Legislative Assembly for the ACT: 2006 Week 5 Hansard (9 May) . . Page.. 1366..
MR STANHOPE (continuing):
questions to be repetitive. I was simply mulling over the fact that the shadow treasurer has used exactly the same supplementary question as the Leader of the Opposition.
As I just explained to the Leader of the Opposition, these are questions which the Leader of the Opposition will pursue during the estimates hearings on the budget and which, unfortunately, the shadow treasurer will not have an opportunity to pursue because he has been left off the estimates committee. The Liberal Party have this quite quaint managerial arrangement where, in relation to the most significant examination of budgets and budget matters, you do not engage the shadow treasurer.
Mrs Dunne: On a point of order: standing order 118 (a) requires the minister to be concise and compliant to the subject matter of the question. The subject matter is: did Mr Costello provide advice to the government on how to bring the GFS into surplus? It is not the same supplementary question as the previous supplementary question.
MR STANHOPE: I have answered the question.
MR SPEAKER: Thank you, then, if you have answered it.

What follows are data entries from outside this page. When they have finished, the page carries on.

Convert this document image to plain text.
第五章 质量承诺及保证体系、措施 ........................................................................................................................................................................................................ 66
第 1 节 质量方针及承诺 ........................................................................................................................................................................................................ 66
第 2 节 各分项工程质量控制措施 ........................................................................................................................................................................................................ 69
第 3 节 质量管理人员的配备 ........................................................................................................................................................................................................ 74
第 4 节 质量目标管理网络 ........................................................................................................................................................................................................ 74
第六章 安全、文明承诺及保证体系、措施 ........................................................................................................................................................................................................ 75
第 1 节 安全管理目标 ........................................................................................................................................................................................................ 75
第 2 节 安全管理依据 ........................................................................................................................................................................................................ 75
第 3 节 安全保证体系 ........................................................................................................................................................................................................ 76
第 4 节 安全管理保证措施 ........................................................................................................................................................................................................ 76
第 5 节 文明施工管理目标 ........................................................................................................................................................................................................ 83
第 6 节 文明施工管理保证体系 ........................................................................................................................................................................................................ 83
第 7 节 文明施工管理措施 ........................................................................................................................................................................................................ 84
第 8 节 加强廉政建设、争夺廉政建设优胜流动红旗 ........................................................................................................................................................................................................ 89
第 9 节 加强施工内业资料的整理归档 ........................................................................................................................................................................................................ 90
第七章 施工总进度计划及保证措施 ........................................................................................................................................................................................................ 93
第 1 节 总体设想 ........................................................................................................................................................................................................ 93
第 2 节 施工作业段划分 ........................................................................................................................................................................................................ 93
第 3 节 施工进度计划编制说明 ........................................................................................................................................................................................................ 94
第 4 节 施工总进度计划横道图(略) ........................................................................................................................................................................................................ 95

MR STANHOPE: I have answered the question, but I will repeat it. Mr Costello and Mr Greg Smith have prepared detailed advice to the government on a range of issues on the full suite of government service delivery and a whole range of governance issues. I have explained in detail that there are very good reasons for this. I explained most of this during the period that Mr Mulcahy was overseas. I have explained in detail over the last five or six weeks during Mr Mulcahy's absence why it is important that the report which the government has received be retained as cabinet-in-confidence. There are very good reasons for that.
Everybody that has ever been in government knows that. Certainly everybody that has sought to understand cabinet governance, the importance of cabinet government and the strengths which cabinet government delivers knows that. It is central to our Westminster notions. One of the central notions of Westminster and the strength of our democracy is cabinet government. One of the essential features of cabinet government is the capacity for cabinet to treat in confidence a whole range or raft of information. This is the principle which every government that has adopted the Westminster system of cabinet government embraces. We had an interesting debate on this last week.
We all know the extent to which the previous government embraced cabinet government and its inherent strengths. That is why, when in government, the Liberal Party—in cabinets of which Mr Smyth and Mr Stefaniak were members—documents on the Bruce Stadium fiasco, on the hospital implosion and on the Hall/Kinlyside land scandal were never released. I assume that, in relation to the decisions which the then government made on those particular issues, it relied on the advice provided to them. At least one hopes that they relied to some extent on that advice. It is probably a shocking defamation of those officials who prepared those advisings if the actions which subsequently followed were recommended to you by officials. But that is another story.